La chambre d’échos (ou l’art comme métaphore)

Dans La chambre double, Marie-Michelle Deschamps utilise la métaphore de l’hôtel afin de décrire le fonctionnement du langage. D’une halte à l’autre, le lecteur accompagne avec un étonnement médusé ce parcours savamment déployé. Et il ne peut qu’acquiescer à ce manifeste, démonstration subtile qui pourtant n’a rien de programmatique. Il s’agit avant tout de mettre en relation les mots et les choses, de donner à voir entre les lignes du texte le langage comme expérience.
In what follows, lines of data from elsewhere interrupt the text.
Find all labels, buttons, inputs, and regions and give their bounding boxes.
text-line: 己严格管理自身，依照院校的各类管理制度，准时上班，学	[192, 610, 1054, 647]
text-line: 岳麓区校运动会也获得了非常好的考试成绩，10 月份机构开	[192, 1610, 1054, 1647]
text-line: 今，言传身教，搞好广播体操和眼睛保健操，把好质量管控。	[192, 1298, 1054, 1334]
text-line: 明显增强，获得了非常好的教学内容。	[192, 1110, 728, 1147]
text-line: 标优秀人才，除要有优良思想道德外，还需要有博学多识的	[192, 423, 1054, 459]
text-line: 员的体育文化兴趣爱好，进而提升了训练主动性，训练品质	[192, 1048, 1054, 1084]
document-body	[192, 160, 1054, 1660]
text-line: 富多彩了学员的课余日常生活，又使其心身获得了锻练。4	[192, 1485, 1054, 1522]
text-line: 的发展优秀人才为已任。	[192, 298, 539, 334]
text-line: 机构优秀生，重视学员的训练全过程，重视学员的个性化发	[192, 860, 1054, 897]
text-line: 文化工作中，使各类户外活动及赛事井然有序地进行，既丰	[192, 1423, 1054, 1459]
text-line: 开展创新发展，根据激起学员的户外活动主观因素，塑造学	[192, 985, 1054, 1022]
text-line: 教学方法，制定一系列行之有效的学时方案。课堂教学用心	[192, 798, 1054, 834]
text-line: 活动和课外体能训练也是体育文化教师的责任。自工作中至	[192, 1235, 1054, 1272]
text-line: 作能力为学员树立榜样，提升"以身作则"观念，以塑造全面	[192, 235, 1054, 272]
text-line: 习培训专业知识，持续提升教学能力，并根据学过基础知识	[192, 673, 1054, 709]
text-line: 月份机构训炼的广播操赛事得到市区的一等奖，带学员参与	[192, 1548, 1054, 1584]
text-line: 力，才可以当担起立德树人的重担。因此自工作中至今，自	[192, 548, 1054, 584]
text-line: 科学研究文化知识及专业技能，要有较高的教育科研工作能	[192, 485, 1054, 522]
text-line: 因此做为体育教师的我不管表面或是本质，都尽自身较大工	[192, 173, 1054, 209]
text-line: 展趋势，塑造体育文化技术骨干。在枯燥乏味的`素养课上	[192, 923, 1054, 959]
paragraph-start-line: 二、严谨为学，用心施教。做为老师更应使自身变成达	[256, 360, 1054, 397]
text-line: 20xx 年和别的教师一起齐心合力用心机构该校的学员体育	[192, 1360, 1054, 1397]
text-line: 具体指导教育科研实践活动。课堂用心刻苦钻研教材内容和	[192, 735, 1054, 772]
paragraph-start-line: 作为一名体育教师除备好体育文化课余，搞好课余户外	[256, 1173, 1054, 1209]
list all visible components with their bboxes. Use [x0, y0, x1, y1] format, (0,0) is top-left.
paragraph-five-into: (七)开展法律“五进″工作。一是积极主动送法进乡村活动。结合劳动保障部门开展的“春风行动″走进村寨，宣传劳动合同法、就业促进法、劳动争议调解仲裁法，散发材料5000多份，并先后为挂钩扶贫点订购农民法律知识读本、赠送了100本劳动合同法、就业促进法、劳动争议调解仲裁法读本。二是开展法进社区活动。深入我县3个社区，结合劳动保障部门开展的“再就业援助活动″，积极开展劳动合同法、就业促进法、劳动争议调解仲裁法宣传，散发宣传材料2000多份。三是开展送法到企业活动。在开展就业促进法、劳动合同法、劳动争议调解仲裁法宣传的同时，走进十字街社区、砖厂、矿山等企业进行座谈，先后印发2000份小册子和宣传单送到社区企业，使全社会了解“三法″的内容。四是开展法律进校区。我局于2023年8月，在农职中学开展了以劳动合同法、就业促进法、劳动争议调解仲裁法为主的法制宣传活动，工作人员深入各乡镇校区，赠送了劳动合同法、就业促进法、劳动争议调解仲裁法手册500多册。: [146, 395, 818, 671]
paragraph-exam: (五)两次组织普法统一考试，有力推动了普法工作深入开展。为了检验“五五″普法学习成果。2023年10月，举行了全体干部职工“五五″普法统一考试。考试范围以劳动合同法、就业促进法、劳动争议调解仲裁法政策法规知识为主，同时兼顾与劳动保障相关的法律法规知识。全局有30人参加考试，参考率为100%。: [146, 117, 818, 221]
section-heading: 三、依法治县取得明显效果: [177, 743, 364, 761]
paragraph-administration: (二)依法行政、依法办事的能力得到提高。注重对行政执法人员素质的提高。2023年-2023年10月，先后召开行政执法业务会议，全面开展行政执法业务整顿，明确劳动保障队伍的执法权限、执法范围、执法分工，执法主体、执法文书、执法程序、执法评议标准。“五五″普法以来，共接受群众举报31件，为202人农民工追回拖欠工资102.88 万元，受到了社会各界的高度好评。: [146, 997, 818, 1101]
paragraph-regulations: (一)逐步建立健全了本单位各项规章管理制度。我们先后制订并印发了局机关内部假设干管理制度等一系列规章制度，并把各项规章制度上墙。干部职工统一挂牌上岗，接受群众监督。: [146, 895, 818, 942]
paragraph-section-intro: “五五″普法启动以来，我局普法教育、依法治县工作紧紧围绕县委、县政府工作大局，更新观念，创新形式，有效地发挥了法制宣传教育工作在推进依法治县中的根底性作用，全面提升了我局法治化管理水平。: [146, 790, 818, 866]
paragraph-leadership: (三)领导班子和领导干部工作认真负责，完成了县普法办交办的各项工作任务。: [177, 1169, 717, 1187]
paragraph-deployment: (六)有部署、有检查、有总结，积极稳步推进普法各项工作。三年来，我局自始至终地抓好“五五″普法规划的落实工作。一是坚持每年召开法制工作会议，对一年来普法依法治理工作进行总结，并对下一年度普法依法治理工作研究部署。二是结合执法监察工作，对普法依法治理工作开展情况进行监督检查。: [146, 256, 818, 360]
Projet d’autant plus séduisant que le langage, en soi, est déjà une métaphore du réel auquel il renvoie de façon distanciée. Cette propriété métaphorique du langage, Édouard Glissant l’a nommée opacité, signifiant par là ce qui, dans le discours et dans la culture, résiste à la transparence et à l’univocité du sens. Ce qui se laisse appréhender par un partage procédant de l’émotion et de l’écoute davantage que de la raison. Ce qui procède de la diversalité du monde et se décline dans le détail infime aussi bien que dans la fresque plus bavarde.

L’art participe de cette capacité de « dire sans dire tout en le disant » que Glissant attribue à certains écrivains. Comme le langage, l’art est métaphore. L’artiste transpose, traduit, voire trahit le réel. À ce titre, il procède par citations et fragments. Ainsi du travail de Marie-Michelle Deschamps qui a partie liée avec le langage et l’écriture. Le récit est là, en écho au texte-manifeste auquel il renvoie.

S’il fallait décrire par une nouvelle métaphore l’exploration à laquelle nous convie l’artiste, je suggère celle du livre–palimpseste dans lequel certaines pages effacées par l’usure du temps auraient été réécrites avec patience, Marie-Michelle Deschamps proposant à travers ses œuvres les composantes d’une trame à la texture à la fois rigoureuse et énigmatique.